Question

I am discovering random graph and I am trying to prove the following result. This is a follow-up on a previous question of mine

http://mathoverflow.net/questions/115748/whats-an-upper-bound-on-the-size-of-the-largest-biclique-in-random-bipartite-gra

Let G(X∪Y,p) be a random bipartite graph where the set of vertices is X∪Y, X and Y both have cardinality n and p is the proba of adding an edge between each node in X and each node in Y. p∈(0,1) is independent of $n$. A set $E_1∪E_2$, $E_1⊂X$ and $E_2⊂Y$ is a biclique if for each node $x∈X$ and each node $y∈Y$, there is an edge between $x$ and $y$.

Let $E=E_1∪E_2$ be a biclique satisfying ${Expectation}(∣E_1∣) \leq {Expectation}(∣E_2∣)$. The conjecture is that

for all α>0, Pr{∣E_1∣ is greater than α×n}→0 as n→∞.

Could any of you help me on this?

Thanks a lot!

If instead of requiring ${Expectation}(∣E_1∣) \leq {Expectation}(∣E_2∣)$, I were to focus on balanced biclique, i.e., require $∣E_1∣ = ∣E_2∣$, then the result is already known.
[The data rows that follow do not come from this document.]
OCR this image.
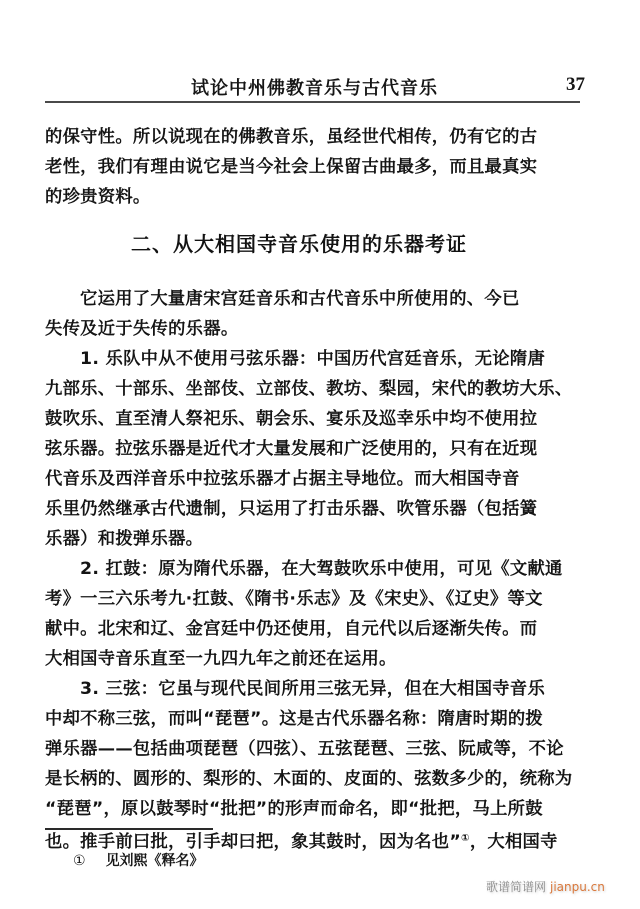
试论中州佛教音乐与古代音乐	37
的保守性。所以说现在的佛教音乐，虽经世代相传，仍有它的古
老性，我们有理由说它是当今社会上保留古曲最多，而且最真实
的珍贵资料。
二、从大相国寺音乐使用的乐器考证
它运用了大量唐宋宫廷音乐和古代音乐中所使用的、今已
失传及近于失传的乐器。
1. 乐队中从不使用弓弦乐器：中国历代宫廷音乐，无论隋唐
九部乐、十部乐、坐部伎、立部伎、教坊、梨园，宋代的教坊大乐、
鼓吹乐、直至清人祭祀乐、朝会乐、宴乐及巡幸乐中均不使用拉
弦乐器。拉弦乐器是近代才大量发展和广泛使用的，只有在近现
代音乐及西洋音乐中拉弦乐器才占据主导地位。而大相国寺音
乐里仍然继承古代遗制，只运用了打击乐器、吹管乐器（包括簧
乐器）和拨弹乐器。
2. 扛鼓：原为隋代乐器，在大驾鼓吹乐中使用，可见《文献通
考》一三六乐考九·扛鼓、《隋书·乐志》及《宋史》、《辽史》等文
献中。北宋和辽、金宫廷中仍还使用，自元代以后逐渐失传。而
大相国寺音乐直至一九四九年之前还在运用。
3. 三弦：它虽与现代民间所用三弦无异，但在大相国寺音乐
中却不称三弦，而叫“琵琶”。这是古代乐器名称：隋唐时期的拨
弹乐器——包括曲项琵琶（四弦）、五弦琵琶、三弦、阮咸等，不论
是长柄的、圆形的、梨形的、木面的、皮面的、弦数多少的，统称为
“琵琶”，原以鼓琴时“批把”的形声而命名，即“批把，马上所鼓
也。推手前曰批，引手却曰把，象其鼓时，因为名也”①，大相国寺
① 见刘熙《释名》
歌谱简谱网 jianpu.cn
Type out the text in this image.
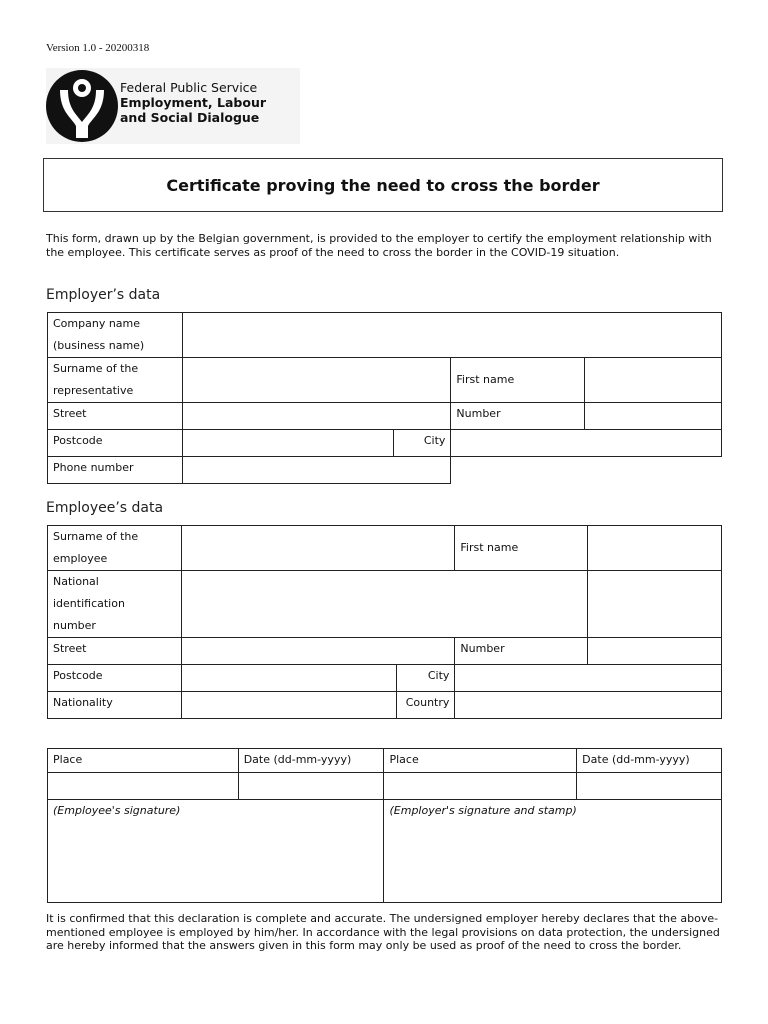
Version 1.0 - 20200318
Federal Public Service
Employment, Labour
and Social Dialogue
Certificate proving the need to cross the border
This form, drawn up by the Belgian government, is provided to the employer to certify the employment relationship with the employee. This certificate serves as proof of the need to cross the border in the COVID-19 situation.
Employer’s data
Company name
(business name)				

Surname of the
representative			First name	
Street			Number	
Postcode		City		
Phone number				
Employee’s data
Surname of the
employee			First name	

National
identification
number				

Street			Number	
Postcode		City		
Nationality		Country		
Place	Date (dd-mm-yyyy)	Place	Date (dd-mm-yyyy)

(Employee's signature)		(Employer's signature and stamp)	
It is confirmed that this declaration is complete and accurate. The undersigned employer hereby declares that the above-mentioned employee is employed by him/her. In accordance with the legal provisions on data protection, the undersigned are hereby informed that the answers given in this form may only be used as proof of the need to cross the border.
Clearly, the result would also hold if I were to assume that $∣E_1∣ \leq ∣E_2∣$ (given that from such a biclique, I could "extract" a balanced biclique of size $∣E_1∣$).

Oliver

Answer 1

Thanks for the clarification. This set-up has enough flexibility that we can recover the star counterexample from before.

Almost every random graph has a vertex in each class of degree about $pn$. So we can almost always choose $E$ to be a large star, and we can ensure the centre of the star is in each class about equally often. Then the expectations of the class sizes are almost equal, so with a bit of tweaking we satisfy the condition on the choice of $E$; but $E_1$ will be too large with probability almost $1/2$.